IMHO - 73 - Paul - W2HRO

On Sun, Nov 20, 2016 at 4:23 PM, Conrad PA5Y <g0ruz at g0ruz.com> wrote:

> The 73 are not required for a valid QSO. However they are useful as an
> indicator that all is well.
> During the contest if I call CQ I prefer the station that I am working to
> send 73 in response to my RRR even if just for a few seconds to let me know
> that they are happy. This happens a lot during the contest and is very
> thoughtful.  If my QSO partner is participating in the contest and are loud
> with me it is completely unnecessary. Instead of responding to these 73
> with 73 I just call CQ again or the next station if there is a queue. If my
> QSO partners are on the logger I will thank them for the QSO but only AFTER
> the QSO is complete. It is perfectly legitimate to do this once you have
> received RRR.
> DXpeditions prefer their QSO partner to send 73 after they have sent RRR
> just so that they know to move on to the next station.
> For normal everyday QSOs outside of contests and Dxpeditions 73 are polite
> and should be used unless you are running out of moon :-)
> A little watching and listening will soon having you developing your own
> feel for how things are done.
> Regards
> Conrad PA5Y
> On 20/11/2016 21:55, Bob Atkins wrote:
> During the EME contest one station I contacted suggested that the final
> "73" wasn't required, just the exchangeable of "Call signs and locators",
> "OOO", "RO" and "RRR".  Is that generally accepted to be the case? Usually
> at least one or both stations send "73", but is this actually a requirement
> for a valid QSO (as least as defined by the contest).
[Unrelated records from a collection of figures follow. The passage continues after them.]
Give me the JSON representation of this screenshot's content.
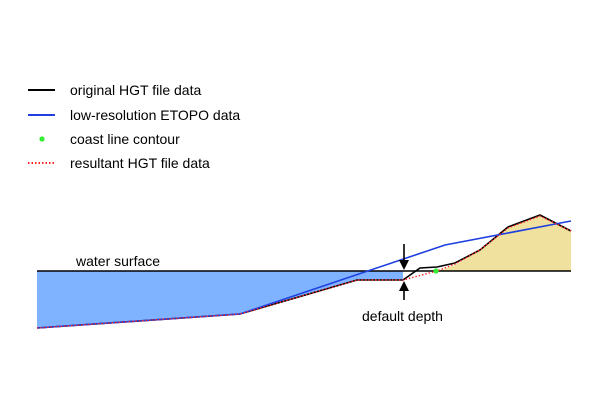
{
  "legend": {
    "items": [
      {
        "label": "original HGT file data",
        "marker": "solid-line",
        "color": "#000000"
      },
      {
        "label": "low-resolution ETOPO data",
        "marker": "solid-line",
        "color": "#1f3fe0"
      },
      {
        "label": "coast line contour",
        "marker": "dot",
        "color": "#33ee33"
      },
      {
        "label": "resultant HGT file data",
        "marker": "dotted-line",
        "color": "#ff2222"
      }
    ]
  },
  "annotations": {
    "water_surface": "water surface",
    "default_depth": "default depth"
  },
  "colors": {
    "water": "#7fb2ff",
    "land": "#f0e29e",
    "original": "#000000",
    "etopo": "#1f3fe0",
    "coast": "#33ee33",
    "resultant": "#ff2222"
  },
  "icons": [
    "arrow-down-icon",
    "arrow-up-icon"
  ]
}
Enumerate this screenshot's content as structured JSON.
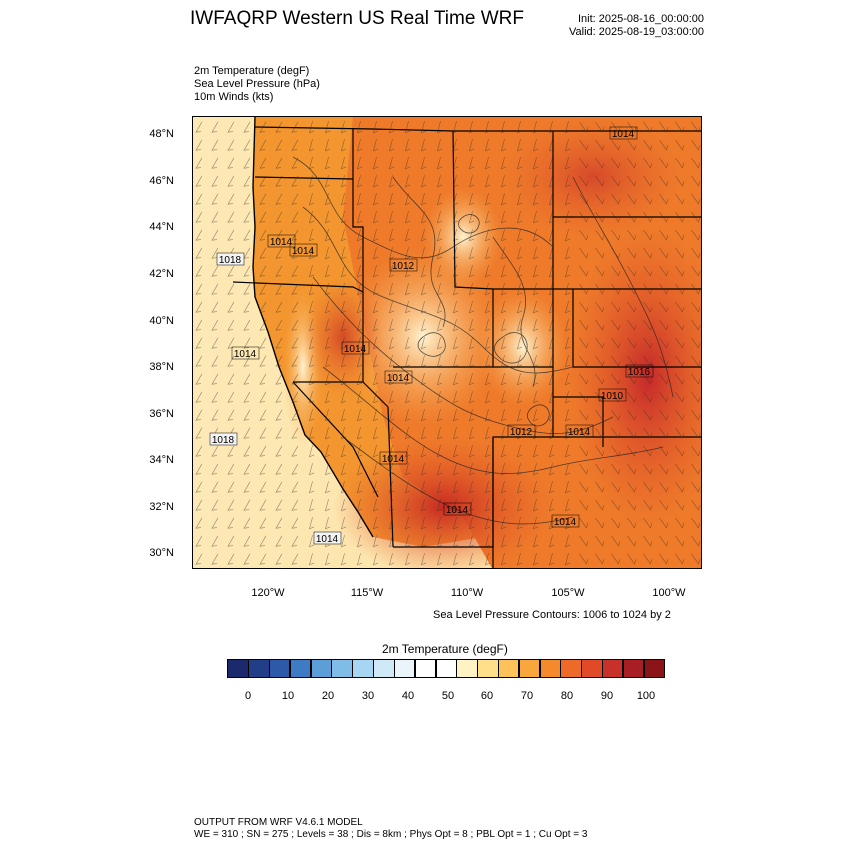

> The "call, locator and OOO" confirms reception of "callls + locator" in
> one direction and the "RO" confirms reception of that report by the first
> station. "RRR" then confirms reception of that information.  Technically,
> isn't that all that is needed?
> I'm not suggestion that dropping the final 73 (or exchange of 73s) is a
> good idea. I just don't want to claim a contact where the other stations
> didn't send the first "73" and suggested it wasn't required.